The Top European Biotech Funding Rounds in August

biotech funding august summer

UK and German companies led the European biotech funding race in August, specializing in cell therapy, diagnostics, and RNA-based treatments.

With summer in full swing, August was a quieter month than July in terms of European biotech funding. Private biotechs in Europe and Israel — in addition to those going public in an initial public offering — raised a total of €466.8M in 26 deals in August, just over half that of the €860M pocketed in July.  

One factor in this drop was the lower number of IPOs in August; the only two major biotech companies taking this step were BiVictriX Therapeutics on the UK stock market AIM and Ectin Research on the Swedish Spotlight Stock Market. Their winnings totaled €13.2M, a fraction of July’s €294M yield.

In August, the vast majority of private biotech funding went to companies focused on biomedical research compared to industrial or other applications. This was a starker trend than in July. The bulk of this cash came from German and UK firms closing Series B rounds.

The leader of August’s private investments haul was the Berlin-based biotech T-knife with a Series B round worth a hefty €93.2M. T-knife is developing cell therapies based on T-cells, and its round came just a few weeks after another T-cell therapy firm, Anocca in Sweden, raised €40M in its own Series B.
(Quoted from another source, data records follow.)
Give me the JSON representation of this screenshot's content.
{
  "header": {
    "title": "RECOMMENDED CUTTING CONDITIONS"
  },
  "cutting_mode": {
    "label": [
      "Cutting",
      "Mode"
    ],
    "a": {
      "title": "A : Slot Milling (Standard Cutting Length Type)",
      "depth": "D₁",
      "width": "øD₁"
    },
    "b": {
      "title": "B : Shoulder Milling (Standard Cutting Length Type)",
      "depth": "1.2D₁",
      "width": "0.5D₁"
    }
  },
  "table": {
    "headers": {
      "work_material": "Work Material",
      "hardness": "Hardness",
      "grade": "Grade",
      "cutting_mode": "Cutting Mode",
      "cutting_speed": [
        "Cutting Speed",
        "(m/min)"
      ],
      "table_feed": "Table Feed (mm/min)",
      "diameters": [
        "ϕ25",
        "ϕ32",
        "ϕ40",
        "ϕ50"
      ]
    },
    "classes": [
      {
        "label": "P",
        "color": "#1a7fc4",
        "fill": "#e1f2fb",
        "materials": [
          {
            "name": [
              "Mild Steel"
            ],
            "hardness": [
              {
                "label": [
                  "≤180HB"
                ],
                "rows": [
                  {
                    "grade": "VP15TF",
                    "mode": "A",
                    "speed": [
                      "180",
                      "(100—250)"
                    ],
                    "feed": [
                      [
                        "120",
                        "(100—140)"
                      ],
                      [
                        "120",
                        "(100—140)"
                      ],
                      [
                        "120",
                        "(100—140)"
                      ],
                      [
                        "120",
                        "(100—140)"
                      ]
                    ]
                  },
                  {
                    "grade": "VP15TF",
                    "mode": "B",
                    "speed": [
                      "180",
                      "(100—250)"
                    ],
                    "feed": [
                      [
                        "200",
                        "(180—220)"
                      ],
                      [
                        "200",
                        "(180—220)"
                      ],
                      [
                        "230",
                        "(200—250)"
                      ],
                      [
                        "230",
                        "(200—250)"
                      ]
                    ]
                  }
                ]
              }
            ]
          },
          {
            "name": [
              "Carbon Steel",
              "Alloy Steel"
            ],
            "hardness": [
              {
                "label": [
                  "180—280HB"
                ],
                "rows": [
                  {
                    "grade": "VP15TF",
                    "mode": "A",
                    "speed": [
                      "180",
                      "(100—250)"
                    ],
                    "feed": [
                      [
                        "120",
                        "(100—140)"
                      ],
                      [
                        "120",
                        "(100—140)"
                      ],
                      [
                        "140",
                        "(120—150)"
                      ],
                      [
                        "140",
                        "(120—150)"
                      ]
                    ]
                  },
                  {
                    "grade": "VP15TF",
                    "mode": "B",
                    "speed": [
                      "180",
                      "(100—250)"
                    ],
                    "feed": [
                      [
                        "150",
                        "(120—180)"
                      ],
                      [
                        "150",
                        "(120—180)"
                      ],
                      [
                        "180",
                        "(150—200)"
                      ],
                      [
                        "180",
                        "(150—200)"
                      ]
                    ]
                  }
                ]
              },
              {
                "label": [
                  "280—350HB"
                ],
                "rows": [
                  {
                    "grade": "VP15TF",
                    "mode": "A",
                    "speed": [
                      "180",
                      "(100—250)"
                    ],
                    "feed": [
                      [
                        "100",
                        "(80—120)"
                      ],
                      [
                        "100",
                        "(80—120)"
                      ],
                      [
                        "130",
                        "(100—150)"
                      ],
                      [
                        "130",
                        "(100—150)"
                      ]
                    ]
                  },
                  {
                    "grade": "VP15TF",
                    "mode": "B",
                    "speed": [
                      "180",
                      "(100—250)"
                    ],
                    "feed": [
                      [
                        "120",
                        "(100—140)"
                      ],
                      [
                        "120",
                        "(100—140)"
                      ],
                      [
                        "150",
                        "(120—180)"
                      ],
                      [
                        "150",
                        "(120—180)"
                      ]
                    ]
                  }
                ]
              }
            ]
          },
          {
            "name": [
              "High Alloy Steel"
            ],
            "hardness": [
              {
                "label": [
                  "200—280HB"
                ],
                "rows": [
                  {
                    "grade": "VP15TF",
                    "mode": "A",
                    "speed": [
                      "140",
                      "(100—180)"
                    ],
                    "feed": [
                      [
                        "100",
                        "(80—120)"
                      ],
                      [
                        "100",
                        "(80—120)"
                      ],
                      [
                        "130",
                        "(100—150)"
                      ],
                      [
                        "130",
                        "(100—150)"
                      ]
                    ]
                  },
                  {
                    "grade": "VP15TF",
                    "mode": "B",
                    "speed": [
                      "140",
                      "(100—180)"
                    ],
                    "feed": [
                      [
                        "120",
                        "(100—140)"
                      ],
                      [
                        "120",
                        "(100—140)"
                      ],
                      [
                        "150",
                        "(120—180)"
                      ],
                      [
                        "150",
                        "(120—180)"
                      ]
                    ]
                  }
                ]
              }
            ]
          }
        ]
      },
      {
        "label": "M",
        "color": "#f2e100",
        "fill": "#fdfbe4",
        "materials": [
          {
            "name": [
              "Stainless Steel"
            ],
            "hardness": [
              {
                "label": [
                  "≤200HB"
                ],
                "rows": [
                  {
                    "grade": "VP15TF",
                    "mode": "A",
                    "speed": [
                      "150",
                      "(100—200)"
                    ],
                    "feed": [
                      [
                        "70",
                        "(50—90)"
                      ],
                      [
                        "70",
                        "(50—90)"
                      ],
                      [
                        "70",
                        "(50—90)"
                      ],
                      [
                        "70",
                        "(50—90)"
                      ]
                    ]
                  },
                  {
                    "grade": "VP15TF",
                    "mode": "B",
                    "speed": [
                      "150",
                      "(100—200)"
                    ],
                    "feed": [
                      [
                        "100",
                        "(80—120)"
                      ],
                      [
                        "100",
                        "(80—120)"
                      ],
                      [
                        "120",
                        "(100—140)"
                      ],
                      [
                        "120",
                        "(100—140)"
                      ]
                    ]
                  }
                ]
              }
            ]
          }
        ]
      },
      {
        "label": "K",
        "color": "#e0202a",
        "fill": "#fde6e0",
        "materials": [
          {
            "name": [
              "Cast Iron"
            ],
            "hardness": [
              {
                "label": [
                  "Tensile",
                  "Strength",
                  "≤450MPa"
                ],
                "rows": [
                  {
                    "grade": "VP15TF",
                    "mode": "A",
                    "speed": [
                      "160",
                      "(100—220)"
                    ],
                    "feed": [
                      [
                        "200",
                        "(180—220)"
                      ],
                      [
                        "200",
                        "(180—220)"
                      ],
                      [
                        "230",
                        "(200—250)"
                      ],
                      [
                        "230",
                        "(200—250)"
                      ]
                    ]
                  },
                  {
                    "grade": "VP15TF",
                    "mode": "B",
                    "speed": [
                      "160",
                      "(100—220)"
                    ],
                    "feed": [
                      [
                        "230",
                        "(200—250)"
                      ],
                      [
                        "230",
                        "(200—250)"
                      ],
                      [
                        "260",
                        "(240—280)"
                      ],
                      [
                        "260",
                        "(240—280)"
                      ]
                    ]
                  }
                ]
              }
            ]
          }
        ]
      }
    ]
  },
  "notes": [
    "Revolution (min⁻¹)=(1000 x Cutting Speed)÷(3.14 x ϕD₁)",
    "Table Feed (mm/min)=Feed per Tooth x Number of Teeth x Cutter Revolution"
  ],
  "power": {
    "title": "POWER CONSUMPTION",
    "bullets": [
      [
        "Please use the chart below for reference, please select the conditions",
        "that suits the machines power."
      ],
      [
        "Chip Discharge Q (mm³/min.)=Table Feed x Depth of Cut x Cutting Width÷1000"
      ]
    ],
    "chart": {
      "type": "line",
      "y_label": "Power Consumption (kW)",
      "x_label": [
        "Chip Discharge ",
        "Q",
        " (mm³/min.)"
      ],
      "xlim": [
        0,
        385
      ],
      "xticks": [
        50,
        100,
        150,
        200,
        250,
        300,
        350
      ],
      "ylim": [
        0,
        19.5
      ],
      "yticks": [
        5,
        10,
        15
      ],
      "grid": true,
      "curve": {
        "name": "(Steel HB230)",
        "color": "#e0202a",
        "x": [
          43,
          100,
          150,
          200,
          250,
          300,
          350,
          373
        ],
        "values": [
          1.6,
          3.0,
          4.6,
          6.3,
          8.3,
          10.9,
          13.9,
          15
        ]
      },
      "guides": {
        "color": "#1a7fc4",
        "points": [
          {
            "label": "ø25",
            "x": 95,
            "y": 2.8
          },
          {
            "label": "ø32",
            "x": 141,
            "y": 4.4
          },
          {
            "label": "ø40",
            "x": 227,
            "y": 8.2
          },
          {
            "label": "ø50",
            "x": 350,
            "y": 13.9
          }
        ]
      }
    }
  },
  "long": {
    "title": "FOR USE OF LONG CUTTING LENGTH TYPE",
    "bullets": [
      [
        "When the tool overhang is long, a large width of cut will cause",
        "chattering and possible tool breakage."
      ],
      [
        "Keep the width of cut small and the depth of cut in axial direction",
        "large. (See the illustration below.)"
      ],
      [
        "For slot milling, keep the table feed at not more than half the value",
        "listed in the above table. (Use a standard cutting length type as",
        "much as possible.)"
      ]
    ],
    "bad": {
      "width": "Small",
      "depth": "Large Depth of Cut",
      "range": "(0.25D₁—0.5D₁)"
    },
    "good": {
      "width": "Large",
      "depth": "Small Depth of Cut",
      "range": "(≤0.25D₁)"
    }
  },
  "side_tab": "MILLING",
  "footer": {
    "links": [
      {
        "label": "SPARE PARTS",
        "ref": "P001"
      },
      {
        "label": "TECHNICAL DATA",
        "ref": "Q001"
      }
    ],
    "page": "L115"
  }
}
Other leading rounds came from the UK psychedelics startup, Beckley Psytech; the French regenerative medicine player Tissium; and Cardior Pharmaceuticals, a German firm with the goal of tackling heart disease using drugs made of non-coding RNA.

DnaNudge topped the Series A investments in August, netting €50.8M in biotech funding. The UK diagnostics firm will use the cash to roll out point-of-care PCR tests for Covid-19. DnaNudge also plans to offer DNA testing services to assist in the management of nutrition-related conditions including obesity and diabetes.

The Series A runners up included EpiEndo Pharmaceuticals, an Icelandic company researching treatments for chronic obstructive pulmonary disease; the UK firm SolasCure, which clones proteins from maggots to assist wound healing; and Hudson River Biotechnology, a Dutch gene editing player that uses CRISPR to speed up the breeding process in crops.

Mestag Therapeutics bagged the top spot in the biotech seed round leaderboard in August. The UK firm originally raised a seed round of around €9.3M in April this year and has added to this round another €28.8M from investors including Forbion and GV — the venture arm of Google’s parent company, Alphabet. Mestag is researching ways to tackle cancer and inflammatory disease by putting the crosshairs on cells called fibroblasts. 

Another major entry of €6M went to Resalis Therapeutics — a Turin-based startup founded this year to combat gastrointestinal and metabolic diseases involving the liver. And NRG Therapeutics in the UK closed a small seed investment of around £490,000 (€570,000) in a bid to treat Parkinson’s disease.

One interesting seed round with an undisclosed value went to the German startup QOA, which is developing a way to manufacture chocolate through microbial fermentation. This could reduce the industry’s dependence on cocoa, whose production is labor- and resource-intensive.

While August saw less biotech funding changing hands, the industry was steadily churning out drug approvals and clinical trials. 

Over August, the FDA greenlit a slow-release hormone therapy from the Danish firm Ascendis in patients with growth hormone deficiency. The same regulator also granted full approval to the Covid-19 vaccine developed by BioNTech and Pfizer, as many other Covid-19 vaccines and treatments piled into late-stage clinical testing. And the French company Valneva revealed the first set of positive phase III results for a vaccine against the mosquito-borne infection chikungunya.

As the summer ends and September progresses, biotech funding rounds seem to be warming up. One notable Series A round went to the Scottish company Enterobiotix this week, bestowing around €18M to fund the development of microbiome-based treatments for gastrointestinal diseases.

Additionally, cell therapies seem to be advancing from strength to strength, as the big pharma company Roche recruited the UK-based Adaptimmune in a deal worth up to a staggering €3B this week. The pair will co-develop T-cell therapies that can be produced from donors rather than the patients’ own cells.